I am interested in getting a new Zeiss scope for my elk hunting expedition next fall.  Has anyone on here had any experience with the Zeiss Rapid- Z reticule system? Looks like a interesting concept.


http://www.zeiss.com/C12568CF00206298/ContainerTitel/RapidZ/$File/index.html


----------



## x SF med (Aug 1, 2012)

That's a heavy center crosshair...  at 300m it looks to be an easy moa cover....    odd for a Zeiss to have that much target loss.

Not liking so much, sorry.


----------



## Etype (Aug 1, 2012)

Most ballistic reticles... don't work.  They would only work for one caliber under one set of atmospheric conditions, yet they are usually one size fits all.  The same with windage holds, it's vastly different from one round to another.  Granted, they are usually close enough for _hits.  _

Example- for both 5.56 and 7.62, you could hold .5 mils for 200 m, 1.5 for 300, 2.75 for 400, 4.25 for 500...
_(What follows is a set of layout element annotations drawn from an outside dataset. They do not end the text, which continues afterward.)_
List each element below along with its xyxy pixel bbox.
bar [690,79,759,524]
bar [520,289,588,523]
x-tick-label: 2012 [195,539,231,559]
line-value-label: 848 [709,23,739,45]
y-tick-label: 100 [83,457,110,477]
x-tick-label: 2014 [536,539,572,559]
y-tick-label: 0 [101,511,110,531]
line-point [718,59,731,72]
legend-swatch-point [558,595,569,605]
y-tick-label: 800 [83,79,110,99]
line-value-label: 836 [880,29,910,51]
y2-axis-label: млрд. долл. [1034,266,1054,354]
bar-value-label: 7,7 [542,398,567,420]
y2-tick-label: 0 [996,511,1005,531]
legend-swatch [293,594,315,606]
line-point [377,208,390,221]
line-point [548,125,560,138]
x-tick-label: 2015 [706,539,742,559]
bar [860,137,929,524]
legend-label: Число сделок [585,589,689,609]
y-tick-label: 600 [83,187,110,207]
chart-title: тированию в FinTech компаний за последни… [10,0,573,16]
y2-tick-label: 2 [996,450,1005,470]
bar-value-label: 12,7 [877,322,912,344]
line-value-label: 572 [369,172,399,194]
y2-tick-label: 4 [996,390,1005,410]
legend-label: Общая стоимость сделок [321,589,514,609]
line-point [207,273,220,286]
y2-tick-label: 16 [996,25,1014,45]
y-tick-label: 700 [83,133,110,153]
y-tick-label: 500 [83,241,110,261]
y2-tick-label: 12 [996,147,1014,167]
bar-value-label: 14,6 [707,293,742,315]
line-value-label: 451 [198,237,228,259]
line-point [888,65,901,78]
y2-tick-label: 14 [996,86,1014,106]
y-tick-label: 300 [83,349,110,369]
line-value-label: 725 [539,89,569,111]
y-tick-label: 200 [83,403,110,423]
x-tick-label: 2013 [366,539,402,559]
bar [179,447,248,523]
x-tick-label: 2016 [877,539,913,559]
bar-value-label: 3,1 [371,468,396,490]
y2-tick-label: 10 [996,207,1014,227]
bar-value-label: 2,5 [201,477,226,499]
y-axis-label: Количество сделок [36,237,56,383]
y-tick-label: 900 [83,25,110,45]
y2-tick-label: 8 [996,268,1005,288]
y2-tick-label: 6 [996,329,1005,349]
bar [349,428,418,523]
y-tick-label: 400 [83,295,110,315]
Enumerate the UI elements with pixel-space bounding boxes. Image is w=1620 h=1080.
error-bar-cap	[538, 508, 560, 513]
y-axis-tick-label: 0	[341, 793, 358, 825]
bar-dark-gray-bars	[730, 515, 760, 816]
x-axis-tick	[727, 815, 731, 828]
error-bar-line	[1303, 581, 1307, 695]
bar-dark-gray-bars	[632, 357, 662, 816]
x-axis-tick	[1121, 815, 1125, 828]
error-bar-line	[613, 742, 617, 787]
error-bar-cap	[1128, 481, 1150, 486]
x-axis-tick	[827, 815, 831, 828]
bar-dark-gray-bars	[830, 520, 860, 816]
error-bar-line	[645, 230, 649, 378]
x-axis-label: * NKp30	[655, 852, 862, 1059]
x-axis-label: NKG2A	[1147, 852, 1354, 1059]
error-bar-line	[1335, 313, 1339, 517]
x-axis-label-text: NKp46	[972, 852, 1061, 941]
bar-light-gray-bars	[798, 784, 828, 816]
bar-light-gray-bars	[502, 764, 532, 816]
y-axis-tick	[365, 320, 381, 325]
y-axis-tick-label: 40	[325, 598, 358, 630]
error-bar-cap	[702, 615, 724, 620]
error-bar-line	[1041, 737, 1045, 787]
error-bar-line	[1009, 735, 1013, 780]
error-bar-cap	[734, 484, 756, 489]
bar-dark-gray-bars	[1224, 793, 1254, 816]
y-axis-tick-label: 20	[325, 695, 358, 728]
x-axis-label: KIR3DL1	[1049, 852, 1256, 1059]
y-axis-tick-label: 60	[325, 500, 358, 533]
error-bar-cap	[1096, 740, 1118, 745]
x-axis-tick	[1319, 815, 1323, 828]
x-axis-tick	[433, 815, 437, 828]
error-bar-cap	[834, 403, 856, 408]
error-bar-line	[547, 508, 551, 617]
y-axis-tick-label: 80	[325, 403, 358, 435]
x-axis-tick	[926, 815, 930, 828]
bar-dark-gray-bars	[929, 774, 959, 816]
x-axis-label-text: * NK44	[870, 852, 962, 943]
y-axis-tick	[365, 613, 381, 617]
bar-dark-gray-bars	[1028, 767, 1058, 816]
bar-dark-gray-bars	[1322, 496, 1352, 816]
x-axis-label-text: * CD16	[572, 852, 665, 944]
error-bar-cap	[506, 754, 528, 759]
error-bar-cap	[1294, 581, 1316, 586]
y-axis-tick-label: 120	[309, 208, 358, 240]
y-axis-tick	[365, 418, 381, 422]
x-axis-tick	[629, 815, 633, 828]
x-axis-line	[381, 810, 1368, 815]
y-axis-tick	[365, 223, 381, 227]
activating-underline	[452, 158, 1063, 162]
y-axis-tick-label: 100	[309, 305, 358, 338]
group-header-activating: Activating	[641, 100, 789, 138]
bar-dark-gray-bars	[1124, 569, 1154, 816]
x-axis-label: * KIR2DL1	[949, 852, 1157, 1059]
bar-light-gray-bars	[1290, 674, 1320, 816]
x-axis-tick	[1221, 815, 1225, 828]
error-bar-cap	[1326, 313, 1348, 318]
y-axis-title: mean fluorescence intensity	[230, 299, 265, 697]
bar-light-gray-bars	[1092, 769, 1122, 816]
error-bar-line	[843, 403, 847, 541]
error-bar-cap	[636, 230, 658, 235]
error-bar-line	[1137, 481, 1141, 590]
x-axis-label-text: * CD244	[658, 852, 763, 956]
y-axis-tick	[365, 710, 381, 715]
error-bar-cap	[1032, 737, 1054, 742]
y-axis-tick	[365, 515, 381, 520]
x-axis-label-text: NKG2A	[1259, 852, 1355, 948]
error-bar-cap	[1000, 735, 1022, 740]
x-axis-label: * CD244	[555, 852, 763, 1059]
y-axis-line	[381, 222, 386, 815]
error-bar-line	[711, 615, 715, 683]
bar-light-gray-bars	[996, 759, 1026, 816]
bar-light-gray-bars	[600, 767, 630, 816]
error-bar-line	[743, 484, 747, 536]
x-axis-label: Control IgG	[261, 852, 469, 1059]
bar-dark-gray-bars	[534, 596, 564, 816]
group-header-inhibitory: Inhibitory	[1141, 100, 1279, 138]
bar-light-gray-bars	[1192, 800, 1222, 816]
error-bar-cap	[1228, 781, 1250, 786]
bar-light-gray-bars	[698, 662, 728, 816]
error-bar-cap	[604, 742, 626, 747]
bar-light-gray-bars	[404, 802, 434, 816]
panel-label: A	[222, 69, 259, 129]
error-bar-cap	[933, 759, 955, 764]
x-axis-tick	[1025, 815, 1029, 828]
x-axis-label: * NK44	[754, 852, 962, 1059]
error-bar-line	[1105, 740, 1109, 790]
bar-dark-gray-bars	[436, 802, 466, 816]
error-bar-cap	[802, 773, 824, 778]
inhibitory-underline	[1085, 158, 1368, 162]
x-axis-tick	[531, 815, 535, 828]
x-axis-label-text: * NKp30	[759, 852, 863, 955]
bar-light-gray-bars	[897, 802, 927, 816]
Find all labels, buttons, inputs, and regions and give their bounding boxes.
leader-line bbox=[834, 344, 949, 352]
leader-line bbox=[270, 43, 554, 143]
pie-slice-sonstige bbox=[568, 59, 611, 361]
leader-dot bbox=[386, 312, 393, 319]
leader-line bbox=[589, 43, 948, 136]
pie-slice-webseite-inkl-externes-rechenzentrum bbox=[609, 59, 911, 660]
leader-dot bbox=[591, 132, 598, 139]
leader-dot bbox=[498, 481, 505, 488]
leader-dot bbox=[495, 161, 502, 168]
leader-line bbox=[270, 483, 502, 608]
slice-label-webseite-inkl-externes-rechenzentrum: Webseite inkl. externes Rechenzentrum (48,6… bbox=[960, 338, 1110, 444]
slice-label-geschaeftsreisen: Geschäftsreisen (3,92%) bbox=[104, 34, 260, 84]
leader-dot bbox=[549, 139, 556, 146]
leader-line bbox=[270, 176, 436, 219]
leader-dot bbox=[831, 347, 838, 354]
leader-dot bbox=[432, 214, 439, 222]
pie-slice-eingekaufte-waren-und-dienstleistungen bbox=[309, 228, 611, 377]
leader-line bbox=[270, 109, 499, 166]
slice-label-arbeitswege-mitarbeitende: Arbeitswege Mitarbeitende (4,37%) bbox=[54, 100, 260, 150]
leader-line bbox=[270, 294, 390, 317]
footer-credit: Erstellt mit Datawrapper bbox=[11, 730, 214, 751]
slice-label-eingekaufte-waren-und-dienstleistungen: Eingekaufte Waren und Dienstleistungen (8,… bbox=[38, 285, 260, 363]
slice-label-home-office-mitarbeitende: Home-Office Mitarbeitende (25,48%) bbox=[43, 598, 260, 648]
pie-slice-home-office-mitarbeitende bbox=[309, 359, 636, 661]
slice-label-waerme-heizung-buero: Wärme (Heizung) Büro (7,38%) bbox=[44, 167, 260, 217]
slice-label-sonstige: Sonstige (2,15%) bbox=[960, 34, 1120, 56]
I would use that to shoot at bad people all day, because I know that puts me within a 40" kill zone vertically.  However, I don't care if I wound someone and he runs away to bleed to death on the other side of the mountain.  The thing with hunting is the kill zone is much smaller, especially vertically, which makes range calls much more important.


----------



## Red-Dot (Aug 2, 2012)

Crosshair thickness is a consideration especially at long ranges. (I usually shoot a Leupold Multi-Plex for deer hunting)..... The tradeoff is in the early morning and twilight time frames, I want a crosshair which I can actually see when light diminishes. Guess I will look around a bit more....


----------